Maxine, thanks for the Euro Crime tip -- that is a very real possibility indeed. What you say about blurb writers brings to mind another problem. A lot of the pre-publication blurbs do come from writers. You mention Child and McDermid and I mentioned Pears. I have beside my current pile of books from the library, and thereon I see blurbs from Rendell, Natasha Cooper, Michael Connelly, Harley Coben. Further, a lot of reviewers are themselves writers, sometimes published but not well-established, sometimes still aspiring to publication. I see two problems here. First, the well-established being too generous by half to newcomers or cutting lesser writers an awful lot of slack because they know them personally or simply because they are part of the community of crime writers, after all. (The existence of bodies such as the CWA does have its downside.) Second, and this applies particularly, though not necessarily only, to the less well-established or the still aspiring, going easy because the writer of the novel you are now reviewing may well one day be the reviewer of the novel you are now writing. In academe, there have been and are some notable feuds conducted through the medium of mutual book reviews, usually sparked by someone firing a bazooka at the paradigm underlying someone else's labour of a lifetime, and this is rather the obverse of that sort of thing.
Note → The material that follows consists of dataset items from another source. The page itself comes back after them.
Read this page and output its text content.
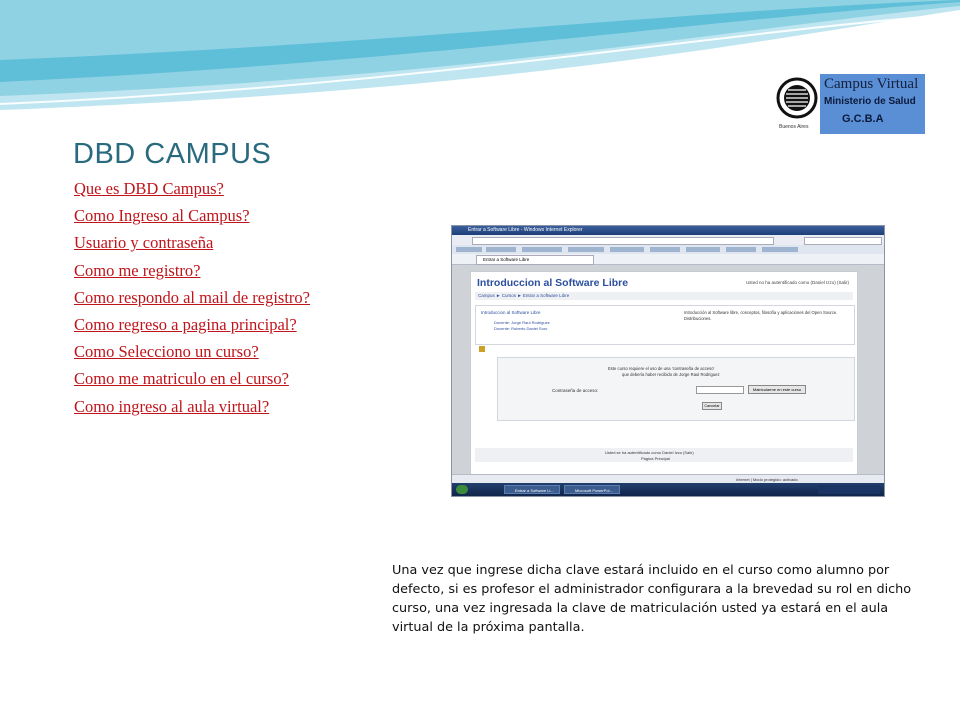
Buenos Aires
Campus Virtual
Ministerio de Salud
G.C.B.A
DBD CAMPUS
Que es DBD Campus?
Como Ingreso al Campus?
Usuario y contraseña
Como me registro?
Como respondo al mail de registro?
Como regreso a pagina principal?
Como Selecciono un curso?
Como me matriculo en el curso?
Como ingreso al aula virtual?
Entrar a Software Libre - Windows Internet Explorer
Entrar a Software Libre
Introduccion al Software Libre	Usted no ha autentificado como (Daniel Izzo) (Salir)
Campus ► Cursos ► Entrar a Software Libre
Introduccion al Software Libre
Docente: Jorge Raul Rodriguez
Docente: Roberto Daniel Soro
Introducción al Software libre, conceptos, filosofía y aplicaciones del Open Source. Distribuciones.
Este curso requiere el uso de una 'contraseña de acceso'
que debería haber recibido de Jorge Raul Rodriguez
Contraseña de acceso:	Matricularme en este curso
Cancelar
Usted se ha autentificado como Daniel Izzo (Salir)
Página Principal
Internet | Modo protegido: activado
Entrar a Software Li...	Microsoft PowerPoi...
Una vez que ingrese dicha clave estará incluido en el curso como alumno por defecto, si es profesor el administrador configurara a la brevedad su rol en dicho curso, una vez ingresada la clave de matriculación usted ya estará en el aula virtual de la próxima pantalla.
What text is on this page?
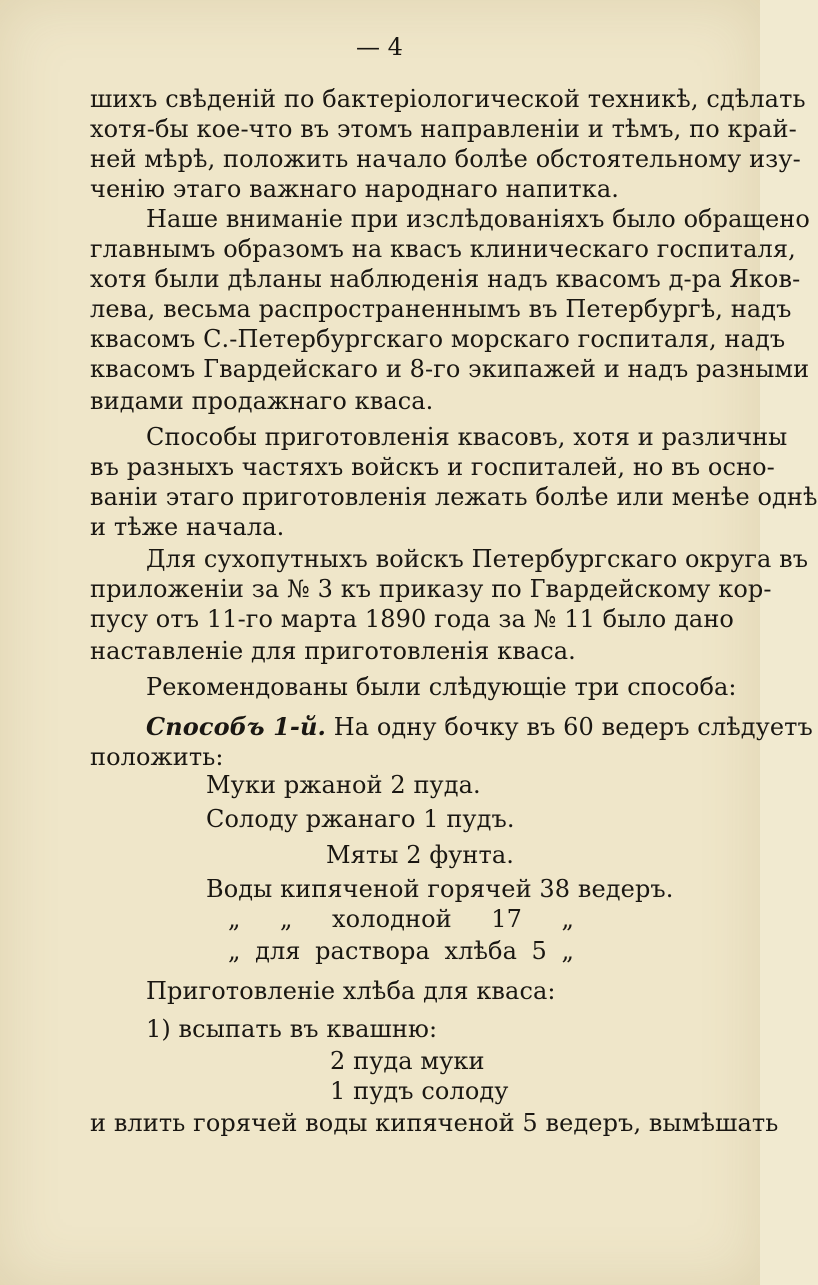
— 4
шихъ свѣденій по бактеріологической техникѣ, сдѣлать
хотя-бы кое-что въ этомъ направленіи и тѣмъ, по край-
ней мѣрѣ, положить начало болѣе обстоятельному изу-
ченію этаго важнаго народнаго напитка.
Наше вниманіе при изслѣдованіяхъ было обращено
главнымъ образомъ на квасъ клиническаго госпиталя,
хотя были дѣланы наблюденія надъ квасомъ д-ра Яков-
лева, весьма распространеннымъ въ Петербургѣ, надъ
квасомъ С.-Петербургскаго морскаго госпиталя, надъ
квасомъ Гвардейскаго и 8-го экипажей и надъ разными
видами продажнаго кваса.
Способы приготовленія квасовъ, хотя и различны
въ разныхъ частяхъ войскъ и госпиталей, но въ осно-
ваніи этаго приготовленія лежать болѣе или менѣе однѣ
и тѣже начала.
Для сухопутныхъ войскъ Петербургскаго округа въ
приложеніи за № 3 къ приказу по Гвардейскому кор-
пусу отъ 11-го марта 1890 года за № 11 было дано
наставленіе для приготовленія кваса.
Рекомендованы были слѣдующіе три способа:
Способъ 1-й. На одну бочку въ 60 ведеръ слѣдуетъ
положить:
Муки ржаной 2 пуда.
Солоду ржанаго 1 пудъ.
Мяты 2 фунта.
Воды кипяченой горячей 38 ведеръ.
„ „ холодной 17 „
„ для раствора хлѣба 5 „
Приготовленіе хлѣба для кваса:
1) всыпать въ квашню:
2 пуда муки
1 пудъ солоду
и влить горячей воды кипяченой 5 ведеръ, вымѣшать
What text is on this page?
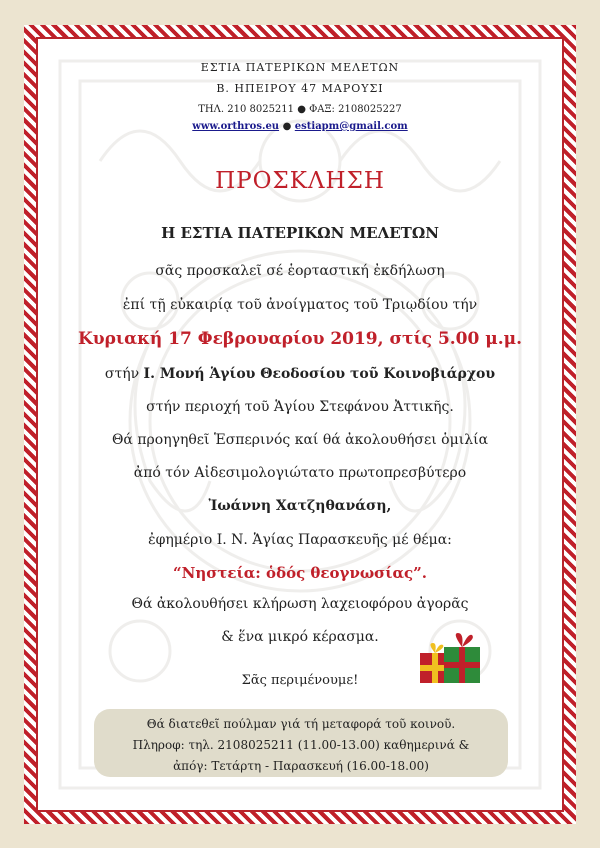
ΕΣΤΙΑ ΠΑΤΕΡΙΚΩΝ ΜΕΛΕΤΩΝ
Β. ΗΠΕΙΡΟΥ 47 ΜΑΡΟΥΣΙ
ΤΗΛ. 210 8025211 ● ΦΑΞ: 2108025227
www.orthros.eu ● estiapm@gmail.com
ΠΡΟΣΚΛΗΣΗ
Η ΕΣΤΙΑ ΠΑΤΕΡΙΚΩΝ ΜΕΛΕΤΩΝ
σᾶς προσκαλεῖ σέ ἑορταστική ἐκδήλωση
ἐπί τῇ εὐκαιρίᾳ τοῦ ἀνοίγματος τοῦ Τριῳδίου τήν
Κυριακή 17 Φεβρουαρίου 2019, στίς 5.00 μ.μ.
στήν Ι. Μονή Ἁγίου Θεοδοσίου τοῦ Κοινοβιάρχου
στήν περιοχή τοῦ Ἁγίου Στεφάνου Ἀττικῆς.
Θά προηγηθεῖ Ἑσπερινός καί θά ἀκολουθήσει ὁμιλία
ἀπό τόν Αἰδεσιμολογιώτατο πρωτοπρεσβύτερο
Ἰωάννη Χατζηθανάση,
ἐφημέριο Ι. Ν. Ἁγίας Παρασκευῆς μέ θέμα:
“Νηστεία: ὁδός θεογνωσίας”.
Θά ἀκολουθήσει κλήρωση λαχειοφόρου ἀγορᾶς
& ἕνα μικρό κέρασμα.
Σᾶς περιμένουμε!
Θά διατεθεῖ πούλμαν γιά τή μεταφορά τοῦ κοινοῦ.
Πληροφ: τηλ. 2108025211 (11.00-13.00) καθημερινά &
ἀπόγ: Τετάρτη - Παρασκευή (16.00-18.00)
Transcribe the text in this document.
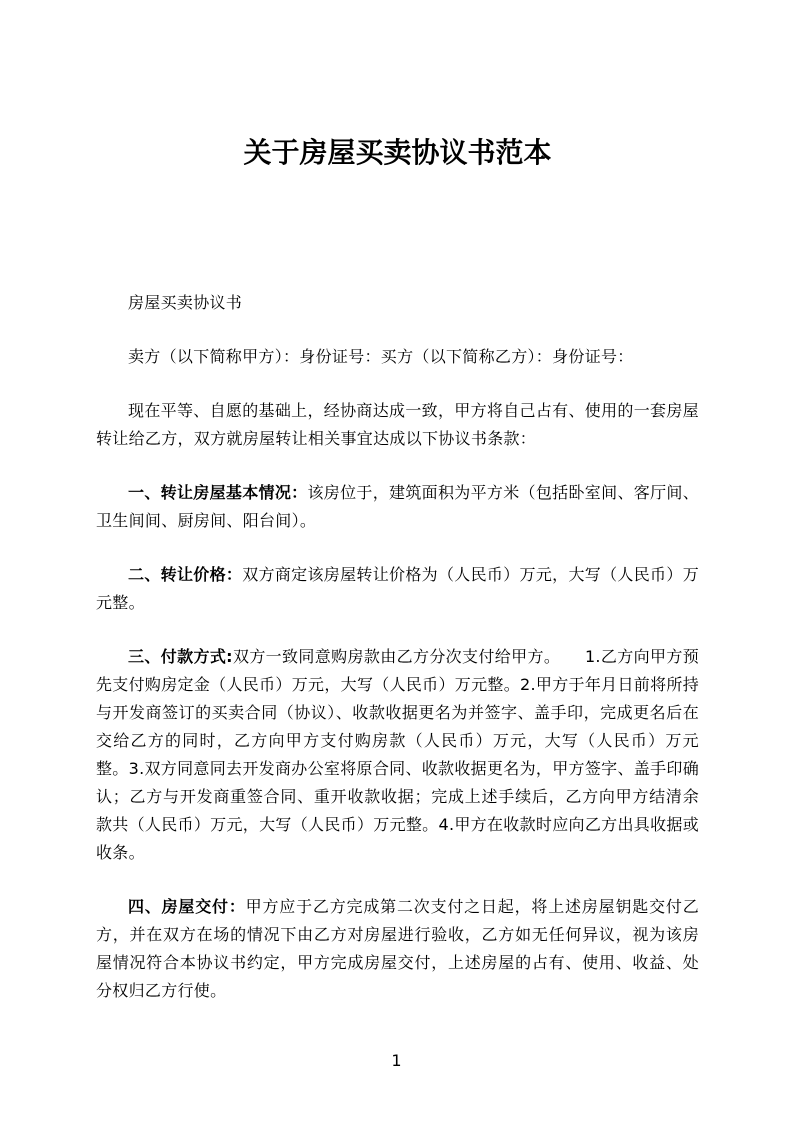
关于房屋买卖协议书范本

房屋买卖协议书

卖方（以下简称甲方）：身份证号：买方（以下简称乙方）：身份证号：

现在平等、自愿的基础上，经协商达成一致，甲方将自己占有、使用的一套房屋转让给乙方，双方就房屋转让相关事宜达成以下协议书条款：

一、转让房屋基本情况：该房位于，建筑面积为平方米（包括卧室间、客厅间、卫生间间、厨房间、阳台间）。

二、转让价格：双方商定该房屋转让价格为（人民币）万元，大写（人民币）万元整。

三、付款方式:双方一致同意购房款由乙方分次支付给甲方。　　1.乙方向甲方预先支付购房定金（人民币）万元，大写（人民币）万元整。2.甲方于年月日前将所持与开发商签订的买卖合同（协议）、收款收据更名为并签字、盖手印，完成更名后在交给乙方的同时，乙方向甲方支付购房款（人民币）万元，大写（人民币）万元整。3.双方同意同去开发商办公室将原合同、收款收据更名为，甲方签字、盖手印确认；乙方与开发商重签合同、重开收款收据；完成上述手续后，乙方向甲方结清余款共（人民币）万元，大写（人民币）万元整。4.甲方在收款时应向乙方出具收据或收条。

四、房屋交付：甲方应于乙方完成第二次支付之日起，将上述房屋钥匙交付乙方，并在双方在场的情况下由乙方对房屋进行验收，乙方如无任何异议，视为该房屋情况符合本协议书约定，甲方完成房屋交付，上述房屋的占有、使用、收益、处分权归乙方行使。

1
Something is wrong, I am quite sure of that, and it does not help anyone. The reader is annoyed and probably disinclined to give the writer a second chance, and this is unfortunate because sometimes I can see the possibility of a good novel emerging once the problems are dealt with. Much more importantly, in regard to those for whom there is hope, the writer does not get the feedback that would help him/her iron out the wrinkles. I recently finished, just about, a novel by Mark Billingham. My thought then was that in those pages -- I think there were about 400 of them -- there was a good crime novel about 100 pages shorter. Of course, telling writers that sort of thing is really the job of editors, may they rest in peace. Now they have left us, who will do it other than reviewers?

5:31 PM  
Blogger Uriah Robinson said...

I agree Philip there are very few authors, Jo Nesbo is one, who can carry a story for 400-600 pages but it seems as if they are paid by the page.
The real genius is the writer who can ignore all the sycophantic praise and continue to develop new ideas.

1:15 AM  
Blogger Peter Rozovsky said...

I cite Peter Robinson's citation of a comment by Keating here. Where can I find Keating's crime-fiction criticism?
Detectives Beyond Borders
"Because Murder Is More Fun Away From Home"

11:54 AM  
Blogger Philip Amos said...

Peter, I all unawares included an answer to your question in a comment I sent to your own blog a short time ago: Murder Must Appetize and Crime and Mystery: The 100 Best Books.